Nvidia GeForce RTX 50: doubled performance and increased battery life for laptops
Laptop PCs will also be entitled to the GeForce RTX 5090, 5080, 5070 Ti and 5070. Obviously, if the name is identical to the versions for desktop PCs, the characteristics of the GPUs are revised downwards in order to be able to slip into the chassis of a laptop PC. It is therefore difficult to see how a GeForce RTX 5090 consuming 575W could find its place in a chassis that can dissipate a maximum of 250W, not to mention that there is also a processor to cool.
Same names, different characteristics
The GeForce RTX 5090 for laptops does include a Blackwell GPU but with half as many CUDA units and 24 GB of GDDR7. It is thus close to the desktop RTX 5080, but with 8 GB of additional video memory while using the same 256-bit bus.
Its thermal envelope will be between 80 and 150W depending on the settings of the laptop manufacturers. Like the previous generation, Nvidia allows a 25W boost depending on CPU usage with Dynamic Boost technology.
The mobile GeForce RTX 5080 has 7680 CUDA units of 16 GB of GDDR7 on a 256-bit bus and a TGP variable from 80 to 150W depending on the integration.

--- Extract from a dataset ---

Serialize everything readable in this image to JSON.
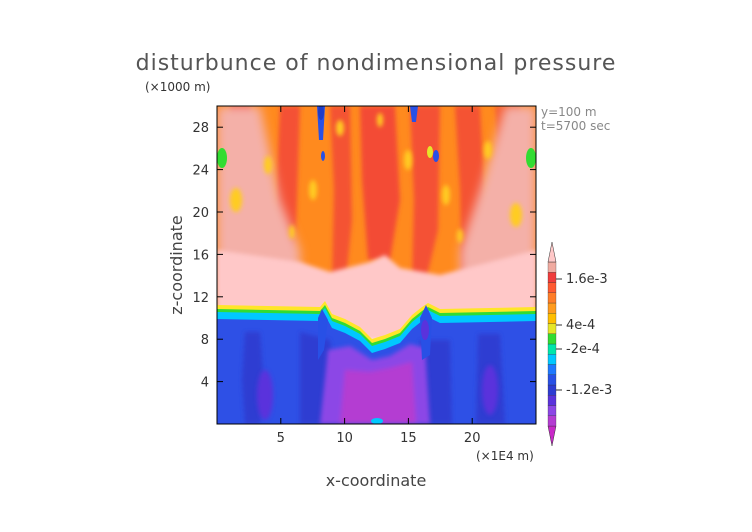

Unlike the desktop GeForce RTX 50 series, the mobile RTX 5080 does not see its specifications halved compared to the higher model.
The mobile GeForce RTX 5070 Ti has 5888 CUDA units with 12 GB of GDDR7 on a 192-bit bus and a power envelope of between 60 and 115W with the 25W of Dynamic Boost we find the 140W present on the previous generation.
Finally, the GeForce RTX 5070 mobile has “only” 4608 CUDA units (like the GeForce RTX 4070 mobile) 8 GB of GDDR7 on a 128-bit bus and a power envelope of between 50 and 100W.
GeForce RTX 5090 | GeForce RTX 5080 | GeForce RTX 5070 Ti | GeForce RTX 5070 | |
---|---|---|---|---|
CUDA Cores | 10496 | 7680 | 5888 | 4608 |
Tensor Cores | 1824 AI TOPS | 1334 AI TOPS | 992 AI TOPS | 798 AI TOPS |
Video memory | 24 GB GDDR7 | 16 GB GDDR7 | 16 GB GDDR7 | 12 GB GDDR7 |
Memory bus | 256 bit | 256 bit | 192 bit | 128 bit |
TGP | 95 – 150W | 80-150W | 60-115W | 50 – 100W |
For this generation of mobile RTX 50 series, Nvidia has closed the gap on the previous generation with the GeForce RTX 5070 Ti for better performance leveling between models. The 40 series generation on laptops had a real gulf between the 70 and 80 versions, which is no longer the case.
Regarding performance, Nvidia announces a doubling of video game performance thanks to the use of DLSS 4 which introduces the generation of multiple images. The GeForce RTX 50 for laptops benefit from the same technologies as their counterparts for desktop PCs with DLSS (DLAA, Ray reconstruction, Super Resolution) and the new Transformer model as well as Reflex 2.
Battery life up 40% with Blackwell Max-Q
To adapt to the constraints of laptop PCs and in particular autonomy, Nvidia has implemented new energy saving mechanisms within its GPU. All of its improvements bear the sweet name of Blackwell Max-Q.
We thus find an intelligent power-off of the GPU which deactivates the parts it does not need, a rapid sleep which allows the GPU to go to sleep more often, even during tasks, a dynamic adaptation of the frequencies adjusting the frequencies depending on the task to be performed, and finally the use of more efficient GDDR7 memory.
Taken together, all of these optimizations allow, according to Nvidia, to increase the autonomy of laptops with Blackwell GPUs by up to 40%. To give you an idea, a Zephyrus G14 with a GeForce RTX 4070 lasted a little over 9h30 in video playback, so we could see it approaching 15 hours of battery life with a GeForce RTX 5070.
All laptop manufacturers will integrate the GeForce RTX 50 series into their models such as Asus, Acer, Dell, HP and Razer. The first expected models will be on the GeForce RTX 5080 and RTX 5090 versions in March, while the RTX 5070 Ti and RTX 5070 versions will be available during April.